Vendors Issued Security Updates to Fix Severe Flaws Several Months Ago
Hackers in recent days have been hunting for SSL VPNs manufactured by both Fortinet and Pulse Secure that have yet to be updated to fix serious security flaws, security experts warn.
There’s been a surge in scanning attempts by attackers to locate and automatically hack these devices, exploiting known flaws that allow them to steal passwords and other sensitive data. With stolen passwords in hand, attackers can potentially gain full, remote access to organizations’ networks.
The attacks come despite both vendors having released patches several months ago – Pulse Secure in April, Fortinet in May – via firmware updates that included security fixes. Both vendors warned that all customers should install the updates as quickly as possible, given the severity of the flaws. Many organizations, however, apparently have yet to install the updated software, and thus remain at elevated risk from escalating exploit attempts.
Internet scans count at least 480,000 Fortinet Fortigate SSL VPN endpoints connected to the internet, although it’s unclear how many remain unpatched. But experts say that of about 42,000 Pulse Secure SSL VPN endpoints seen online, more than 14,000 of them – a majority of which are located in the United States – remain unpatched.
In recent days, reports of attacks against vulnerable Pulse Secure and Fortinet SSL VPNs have been escalating.
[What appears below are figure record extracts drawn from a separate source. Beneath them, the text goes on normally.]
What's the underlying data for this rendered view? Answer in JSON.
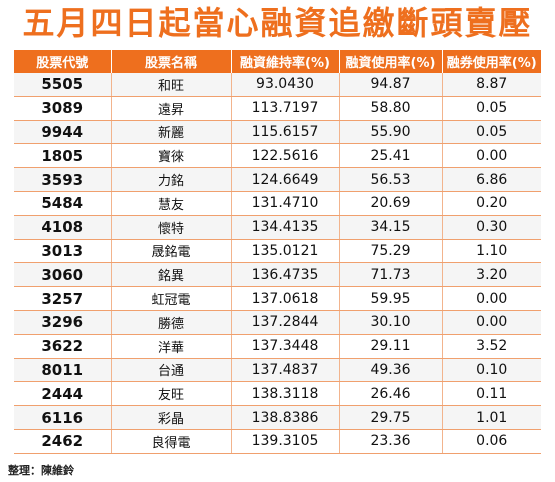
{
  "title": "五月四日起當心融資追繳斷頭賣壓",
  "columns": [
    "股票代號",
    "股票名稱",
    "融資維持率(%)",
    "融資使用率(%)",
    "融券使用率(%)"
  ],
  "rows": [
    [
      "5505",
      "和旺",
      "93.0430",
      "94.87",
      "8.87"
    ],
    [
      "3089",
      "遠昇",
      "113.7197",
      "58.80",
      "0.05"
    ],
    [
      "9944",
      "新麗",
      "115.6157",
      "55.90",
      "0.05"
    ],
    [
      "1805",
      "寶徠",
      "122.5616",
      "25.41",
      "0.00"
    ],
    [
      "3593",
      "力銘",
      "124.6649",
      "56.53",
      "6.86"
    ],
    [
      "5484",
      "慧友",
      "131.4710",
      "20.69",
      "0.20"
    ],
    [
      "4108",
      "懷特",
      "134.4135",
      "34.15",
      "0.30"
    ],
    [
      "3013",
      "晟銘電",
      "135.0121",
      "75.29",
      "1.10"
    ],
    [
      "3060",
      "銘異",
      "136.4735",
      "71.73",
      "3.20"
    ],
    [
      "3257",
      "虹冠電",
      "137.0618",
      "59.95",
      "0.00"
    ],
    [
      "3296",
      "勝德",
      "137.2844",
      "30.10",
      "0.00"
    ],
    [
      "3622",
      "洋華",
      "137.3448",
      "29.11",
      "3.52"
    ],
    [
      "8011",
      "台通",
      "137.4837",
      "49.36",
      "0.10"
    ],
    [
      "2444",
      "友旺",
      "138.3118",
      "26.46",
      "0.11"
    ],
    [
      "6116",
      "彩晶",
      "138.8386",
      "29.75",
      "1.01"
    ],
    [
      "2462",
      "良得電",
      "139.3105",
      "23.36",
      "0.06"
    ]
  ],
  "footer": "整理：陳維鈴",
  "colors": {
    "accent": "#ee6f1e",
    "row_alt": "#f5f5f5"
  }
}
On Thursday, Troy Mursch of Chicago-based threat intelligence firm Bad Packets warned that his firm’s honeypots had detected opportunistic, large-scale mass scanning activity by hackers looking for Pulse Secure VPN SSL servers vulnerable to CVE-2019-11510. “This arbitrary file reading vulnerability allows sensitive information disclosure enabling unauthenticated attackers to access private keys and user passwords,” he said. “Further exploitation using the leaked credentials can lead to remote command injection (CVE-2019-11539) and allow attackers to gain access inside the private VPN network.”